Bu seferki çizim beni gerçekten zorlamıştı. Çizimini yapmamı istedikleri fotoğrafın kalitesi gerçekten kötüydü. Özellikle belirtmeme rağmen böyle kalitesiz fotoğraf yollamaları sinirimi bozdu fakat gerçekten iyi bir para alacaktım. Elimden geleni yaptım ve olabildiğinde güzel bir iş çıkartmaya çalıştım. İşim bittiğinde kalemlerimin uçlarını tekrar güzelce açtım, ortalığı toparladım ve çizimi sipariş eden kişiyi aradım.

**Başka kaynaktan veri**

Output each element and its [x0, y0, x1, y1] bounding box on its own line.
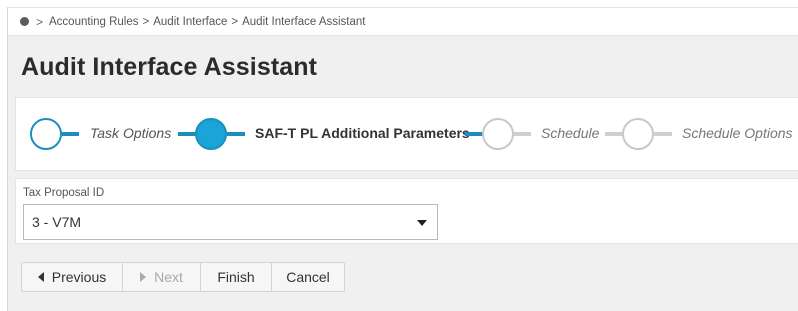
wizard-buttons: Previous Next Finish Cancel — [21, 262, 345, 292]
step-connector — [654, 132, 672, 136]
step-3-circle[interactable] — [482, 118, 514, 150]
tax-proposal-label: Tax Proposal ID — [23, 187, 105, 199]
breadcrumb-current: Audit Interface Assistant — [242, 15, 366, 28]
cancel-label: Cancel — [286, 269, 330, 285]
finish-label: Finish — [217, 269, 255, 285]
step-4-circle[interactable] — [622, 118, 654, 150]
next-button[interactable]: Next — [122, 262, 201, 292]
caret-right-icon — [140, 272, 147, 282]
breadcrumb: > Accounting Rules > Audit Interface > A… — [8, 8, 798, 36]
breadcrumb-item-accounting-rules[interactable]: Accounting Rules — [49, 16, 139, 28]
parameters-form: Tax Proposal ID 3 - V7M — [15, 178, 798, 244]
breadcrumb-separator: > — [142, 15, 150, 28]
breadcrumb-separator: > — [231, 15, 239, 28]
step-2-label[interactable]: SAF-T PL Additional Parameters — [255, 125, 470, 141]
wizard-stepper: Task Options SAF-T PL Additional Paramet… — [15, 97, 798, 171]
cancel-button[interactable]: Cancel — [271, 262, 345, 292]
page-title: Audit Interface Assistant — [21, 53, 318, 81]
next-label: Next — [154, 269, 183, 285]
step-connector — [62, 132, 79, 136]
step-connector — [465, 132, 483, 136]
breadcrumb-item-audit-interface[interactable]: Audit Interface — [153, 16, 227, 28]
caret-down-icon — [417, 220, 427, 226]
tax-proposal-select[interactable]: 3 - V7M — [23, 204, 438, 240]
finish-button[interactable]: Finish — [200, 262, 272, 292]
step-1-label[interactable]: Task Options — [90, 125, 171, 141]
previous-label: Previous — [51, 269, 107, 285]
step-connector — [227, 132, 245, 136]
caret-left-icon — [37, 272, 44, 282]
step-1-circle[interactable] — [30, 118, 62, 150]
step-connector — [514, 132, 531, 136]
step-4-label[interactable]: Schedule Options — [682, 125, 793, 141]
app-frame: > Accounting Rules > Audit Interface > A… — [7, 7, 798, 311]
chevron-right-icon: > — [36, 14, 44, 29]
tax-proposal-value: 3 - V7M — [32, 214, 82, 230]
step-2-circle[interactable] — [195, 118, 227, 150]
home-icon[interactable] — [20, 17, 29, 26]
step-3-label[interactable]: Schedule — [541, 125, 599, 141]
previous-button[interactable]: Previous — [21, 262, 123, 292]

Klasik bir konuşma ardından çizimi bizzat kendisi gelip almak istediğini, kargoda zarar görmesinden korktuğunu söyledi. Kabul ettim ve üstümü giyinmeye gittim. Kısa bir tshirt ve şort giydikten sonra üzerime şortla aynı hizada örgü krem rengi bir hırka giydim. Benim için çok kıymetli bir hırkaydı bu... Aycan'ın annesi örmüştü kendi elleriyle. Çantamı ve çizimi alıp yola koyuldum. Bu sırada telefonum çaldı, Aycan arıyordu.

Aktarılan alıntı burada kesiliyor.